Here's a pretty alarming stat: Moderate-income homeowners in the Boston area are shelling out more than 57 percent of their paychecks on mortgage payments and filling up at the pump.
OK, Boston area renters have it a little better, at least relatively. They are sending just under half their pay to their landlords, local gas stations and the MBTA. What a bargain!
We are talking homeowners with a median family income of $55,575 and renters making just over $51,000.
Those are some of the findings of the latest survey from a pair of top housing market think tanks, the Center for Housing Policy and the Center for Neighborhood Technology.
The drop in housing prices since the housing bubble blew up, while helpful, has definitely not ushered in a golden age of housing affordability, whatever real estate boosters might argue.
Overall, housing and transportation costs have soared by 44 percent since 2000, outstripping pay, which has risen 25 percent for moderate income families during the same period.
In fact, the housing/gas price sinkhole has gotten worse, not better, since 2006, when housing prices began to plummet across the country, the housing research groups find.

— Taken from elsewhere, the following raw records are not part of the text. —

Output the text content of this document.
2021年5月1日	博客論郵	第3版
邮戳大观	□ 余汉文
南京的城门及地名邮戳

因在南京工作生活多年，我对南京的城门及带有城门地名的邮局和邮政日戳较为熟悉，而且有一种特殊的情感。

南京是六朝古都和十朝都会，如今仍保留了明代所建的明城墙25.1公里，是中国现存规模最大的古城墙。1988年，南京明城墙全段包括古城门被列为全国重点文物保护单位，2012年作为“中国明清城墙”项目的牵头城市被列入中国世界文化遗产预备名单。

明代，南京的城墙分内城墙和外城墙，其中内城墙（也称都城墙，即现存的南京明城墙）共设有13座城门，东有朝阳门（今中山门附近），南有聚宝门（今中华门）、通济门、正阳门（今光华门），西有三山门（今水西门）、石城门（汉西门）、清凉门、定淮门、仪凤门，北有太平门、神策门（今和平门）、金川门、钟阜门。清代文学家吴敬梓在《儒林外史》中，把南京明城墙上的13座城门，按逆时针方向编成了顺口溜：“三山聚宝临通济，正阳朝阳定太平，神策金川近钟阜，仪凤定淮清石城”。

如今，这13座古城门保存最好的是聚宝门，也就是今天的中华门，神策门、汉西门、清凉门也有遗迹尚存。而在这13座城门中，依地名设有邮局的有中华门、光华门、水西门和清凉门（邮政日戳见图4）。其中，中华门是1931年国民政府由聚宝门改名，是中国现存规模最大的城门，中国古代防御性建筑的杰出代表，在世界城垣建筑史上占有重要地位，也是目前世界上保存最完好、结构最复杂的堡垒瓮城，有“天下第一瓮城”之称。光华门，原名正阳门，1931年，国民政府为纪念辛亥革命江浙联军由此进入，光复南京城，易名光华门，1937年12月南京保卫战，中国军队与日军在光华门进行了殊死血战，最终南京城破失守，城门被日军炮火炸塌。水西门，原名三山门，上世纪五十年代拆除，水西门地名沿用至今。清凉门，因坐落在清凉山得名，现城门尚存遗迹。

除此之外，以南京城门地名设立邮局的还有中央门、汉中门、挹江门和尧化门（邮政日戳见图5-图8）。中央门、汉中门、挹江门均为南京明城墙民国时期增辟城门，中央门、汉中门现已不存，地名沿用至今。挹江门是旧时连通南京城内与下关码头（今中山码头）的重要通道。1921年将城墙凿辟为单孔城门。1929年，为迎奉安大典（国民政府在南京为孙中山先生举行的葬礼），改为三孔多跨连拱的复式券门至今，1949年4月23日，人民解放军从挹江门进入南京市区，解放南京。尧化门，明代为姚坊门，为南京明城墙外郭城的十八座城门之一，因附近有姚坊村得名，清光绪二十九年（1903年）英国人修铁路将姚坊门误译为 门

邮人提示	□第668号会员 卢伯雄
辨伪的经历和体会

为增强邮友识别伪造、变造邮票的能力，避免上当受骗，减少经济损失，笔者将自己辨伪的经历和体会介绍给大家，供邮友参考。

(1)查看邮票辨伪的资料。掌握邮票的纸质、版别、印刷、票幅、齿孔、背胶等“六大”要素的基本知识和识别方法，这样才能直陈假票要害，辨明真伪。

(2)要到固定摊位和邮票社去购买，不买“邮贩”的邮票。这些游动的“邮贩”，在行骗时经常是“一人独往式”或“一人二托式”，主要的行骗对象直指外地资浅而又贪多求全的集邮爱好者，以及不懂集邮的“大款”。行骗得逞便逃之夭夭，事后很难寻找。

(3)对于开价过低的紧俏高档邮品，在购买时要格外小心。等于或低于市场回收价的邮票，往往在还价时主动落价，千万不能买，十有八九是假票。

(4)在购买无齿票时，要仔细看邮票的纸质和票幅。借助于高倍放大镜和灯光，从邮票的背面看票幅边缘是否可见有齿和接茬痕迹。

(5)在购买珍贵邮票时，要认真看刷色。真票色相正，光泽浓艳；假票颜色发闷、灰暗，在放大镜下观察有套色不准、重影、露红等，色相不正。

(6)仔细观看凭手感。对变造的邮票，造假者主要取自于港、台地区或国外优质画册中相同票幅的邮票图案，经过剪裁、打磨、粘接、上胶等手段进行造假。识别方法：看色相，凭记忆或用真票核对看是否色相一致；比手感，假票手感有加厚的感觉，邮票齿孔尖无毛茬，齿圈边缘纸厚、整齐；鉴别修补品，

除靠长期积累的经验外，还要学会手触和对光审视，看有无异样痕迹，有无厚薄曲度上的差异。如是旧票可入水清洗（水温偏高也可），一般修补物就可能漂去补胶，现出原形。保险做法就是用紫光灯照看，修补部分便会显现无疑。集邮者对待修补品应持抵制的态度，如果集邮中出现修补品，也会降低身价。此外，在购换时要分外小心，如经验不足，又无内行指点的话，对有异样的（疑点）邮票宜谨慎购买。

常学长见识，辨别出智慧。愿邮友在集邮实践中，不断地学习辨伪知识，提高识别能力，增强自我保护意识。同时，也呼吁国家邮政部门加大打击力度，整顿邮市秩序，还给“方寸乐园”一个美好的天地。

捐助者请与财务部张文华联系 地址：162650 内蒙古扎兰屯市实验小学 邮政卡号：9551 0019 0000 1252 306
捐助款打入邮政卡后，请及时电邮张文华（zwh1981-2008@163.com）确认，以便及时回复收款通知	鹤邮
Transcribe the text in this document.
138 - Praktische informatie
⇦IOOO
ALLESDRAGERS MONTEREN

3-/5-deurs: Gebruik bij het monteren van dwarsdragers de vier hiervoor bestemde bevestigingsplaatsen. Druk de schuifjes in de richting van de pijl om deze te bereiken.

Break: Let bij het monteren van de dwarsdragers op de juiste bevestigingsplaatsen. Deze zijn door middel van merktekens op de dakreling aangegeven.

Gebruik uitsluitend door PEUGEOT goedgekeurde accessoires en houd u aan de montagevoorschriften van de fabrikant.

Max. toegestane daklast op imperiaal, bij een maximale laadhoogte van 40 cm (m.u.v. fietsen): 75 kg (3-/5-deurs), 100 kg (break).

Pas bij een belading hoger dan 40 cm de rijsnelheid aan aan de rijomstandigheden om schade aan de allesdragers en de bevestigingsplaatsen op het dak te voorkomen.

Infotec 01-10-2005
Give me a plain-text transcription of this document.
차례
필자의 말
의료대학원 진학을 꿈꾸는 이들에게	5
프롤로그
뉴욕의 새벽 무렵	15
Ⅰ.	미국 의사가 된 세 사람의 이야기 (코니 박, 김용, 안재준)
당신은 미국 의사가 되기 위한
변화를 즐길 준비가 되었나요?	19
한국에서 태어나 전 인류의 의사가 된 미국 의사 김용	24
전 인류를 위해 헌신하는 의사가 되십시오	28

Says Center for Housing Policy Executive Director Jeffrey Lubell:
Increased demand for rental housing combined with insufficient new production has raised rents, while households with blemished credit and existing homeowners with underwater mortgages have been unable to take advantage of lower home prices. Add in the higher transportation costs associated with higher gas prices, stagnant or slowly growing wages and the loss of income associated with layoffs and it's easy to see how Americans have lost ground.
Are you trapped in the housing/gas price sinkhole? And, if so, what's your escape plan?